Por que o Congresso quer rádio AM de volta em carros novos?

Quando foi a última vez que você sintonizou uma transmissão de rádio AM no seu carro? A resposta provavelmente depende da sua idade e, em menor grau, do tipo de carro que você está dirigindo. O rádio AM está desaparecendo de muitos carros novos, mas particularmente dos veículos elétricos (VEs), porque seus sistemas de propulsão criam interferência elétrica que impede a recepção clara do sinal. Esta é uma das principais razões pelas quais várias montadoras, como Ford, BMW, Tesla e Volkswagen, decidiram remover os rádios AM de seus modelos mais recentes, especialmente os elétricos. Para elas, não se trata apenas de uma questão de economizar alguns dólares, mas de resolver um desafio técnico significativo. Os campos eletromagnéticos gerados pelos motores elétricos, inversores e baterias dos VEs podem distorcer severamente os sinais de rádio AM de baixa frequência, tornando a experiência de audição insatisfatória ou até impossível. Embora as montadoras pudessem investir em blindagem e filtros mais sofisticados para mitigar essa interferência, isso adicionaria custo e complexidade ao design do veículo, por uma funcionalidade que, para muitos, é considerada obsoleta.

Apesar da crescente popularidade de opções de áudio mais modernas, como rádio FM, satélite, streaming via Bluetooth ou Apple CarPlay/Android Auto, o rádio AM mantém uma importância singular. Para começar, as estações AM são uma espinha dorsal do sistema de alerta de emergência (EAS) nos Estados Unidos.
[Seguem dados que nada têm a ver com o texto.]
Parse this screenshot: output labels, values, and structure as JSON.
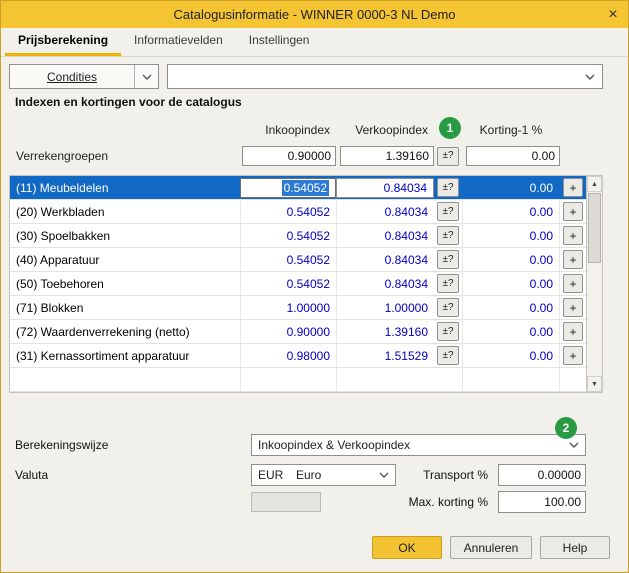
{
  "dialog": {
    "title": "Catalogusinformatie - WINNER 0000-3 NL Demo"
  },
  "icons": {
    "close": "×",
    "scroll_up": "▲",
    "scroll_down": "▼"
  },
  "tabs": [
    {
      "label": "Prijsberekening"
    },
    {
      "label": "Informatievelden"
    },
    {
      "label": "Instellingen"
    }
  ],
  "toolbar": {
    "condities_label": "Condities",
    "combo_value": ""
  },
  "section": {
    "title": "Indexen en kortingen voor de catalogus"
  },
  "columns": {
    "inkoopindex": "Inkoopindex",
    "verkoopindex": "Verkoopindex",
    "korting": "Korting-1 %"
  },
  "controls": {
    "pm_label": "±?",
    "plus_label": "+"
  },
  "verrekengroepen": {
    "label": "Verrekengroepen",
    "inkoop": "0.90000",
    "verkoop": "1.39160",
    "korting": "0.00"
  },
  "rows": [
    {
      "label": "(11) Meubeldelen",
      "inkoop": "0.54052",
      "verkoop": "0.84034",
      "korting": "0.00"
    },
    {
      "label": "(20) Werkbladen",
      "inkoop": "0.54052",
      "verkoop": "0.84034",
      "korting": "0.00"
    },
    {
      "label": "(30) Spoelbakken",
      "inkoop": "0.54052",
      "verkoop": "0.84034",
      "korting": "0.00"
    },
    {
      "label": "(40) Apparatuur",
      "inkoop": "0.54052",
      "verkoop": "0.84034",
      "korting": "0.00"
    },
    {
      "label": "(50) Toebehoren",
      "inkoop": "0.54052",
      "verkoop": "0.84034",
      "korting": "0.00"
    },
    {
      "label": "(71) Blokken",
      "inkoop": "1.00000",
      "verkoop": "1.00000",
      "korting": "0.00"
    },
    {
      "label": "(72) Waardenverrekening (netto)",
      "inkoop": "0.90000",
      "verkoop": "1.39160",
      "korting": "0.00"
    },
    {
      "label": "(31) Kernassortiment apparatuur",
      "inkoop": "0.98000",
      "verkoop": "1.51529",
      "korting": "0.00"
    },
    {
      "label": "",
      "inkoop": "",
      "verkoop": "",
      "korting": ""
    }
  ],
  "badges": {
    "step1": "1",
    "step2": "2"
  },
  "form": {
    "berekeningswijze_label": "Berekeningswijze",
    "berekeningswijze_value": "Inkoopindex & Verkoopindex",
    "valuta_label": "Valuta",
    "valuta_code": "EUR",
    "valuta_name": "Euro",
    "transport_label": "Transport %",
    "transport_value": "0.00000",
    "max_korting_label": "Max. korting %",
    "max_korting_value": "100.00"
  },
  "buttons": {
    "ok": "OK",
    "annuleren": "Annuleren",
    "help": "Help"
  }
}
Em caso de desastres naturais, ataques terroristas ou outras crises, as estações AM são frequentemente as últimas a permanecerem no ar e as primeiras a fornecer informações vitais quando outras formas de comunicação (internet, telefonia móvel) falham ou ficam sobrecarregadas. Além disso, as ondas de rádio AM têm a capacidade de cobrir grandes distâncias, especialmente à noite, o que as torna cruciais para comunidades rurais e isoladas que podem não ter acesso confiável a outros meios de comunicação ou cobertura de rádio FM.

O rádio AM também atende a dados demográficos específicos e interesses de programação que não são totalmente replicados em outras plataformas. Ele é um refúgio para talk shows, notícias aprofundadas, programas esportivos locais e transmissões religiosas, muitos dos quais têm uma base de ouvintes leais, frequentemente composta por pessoas mais velhas ou aquelas que preferem o formato de conversação e análise em vez de música. A remoção do rádio AM dos carros novos, portanto, levanta preocupações sobre equidade de acesso à informação, especialmente para esses grupos demográficos, e sobre a capacidade do público de receber alertas críticos em situações de emergência, independentemente de sua localização ou acesso à tecnologia mais recente.

É por essas razões que um grupo bipartidário de legisladores no Congresso dos EUA introduziu a ‘AM For Every Vehicle Act’ (Lei AM para Todos os Veículos). A proposta visa exigir que todas as novas montadoras incluam rádios AM como equipamento padrão em todos os seus veículos, sem custo adicional para os consumidores. Os defensores da lei argumentam que a segurança pública não pode ser comprometida em nome da inovação tecnológica ou da economia de custos. Eles apontam para o papel insubstituível do AM em cenários de emergência e a necessidade de garantir que todos os cidadãos, independentemente de onde vivem ou de seu poder de compra, tenham acesso a informações vitais. A discussão sublinha a tensão entre o avanço tecnológico e a preservação de infraestruturas de comunicação estabelecidas que servem a propósitos cruciais.

As montadoras, por sua vez, resistem a essa imposição. Elas argumentam que os custos de reintrodução e mitigação de interferência seriam significativos, impactando os preços dos veículos e desviando recursos de outras inovações. Além disso, alegam que a base de ouvintes de AM é pequena e está diminuindo, tornando o investimento desnecessário. Sugerem que outras tecnologias, como os alertas via celular ou o rádio por satélite, podem preencher a lacuna em emergências. No entanto, os críticos dessa visão apontam que essas alternativas nem sempre são universais ou confiáveis em todos os cenários. A batalha sobre o futuro do rádio AM nos veículos é, em última análise, um debate sobre prioridades: a eficiência e a evolução tecnológica versus a segurança pública e a equidade de acesso. A decisão do Congresso, se a lei for aprovada, terá implicações duradouras para a indústria automotiva e para a forma como as informações são disseminadas em momentos de necessidade.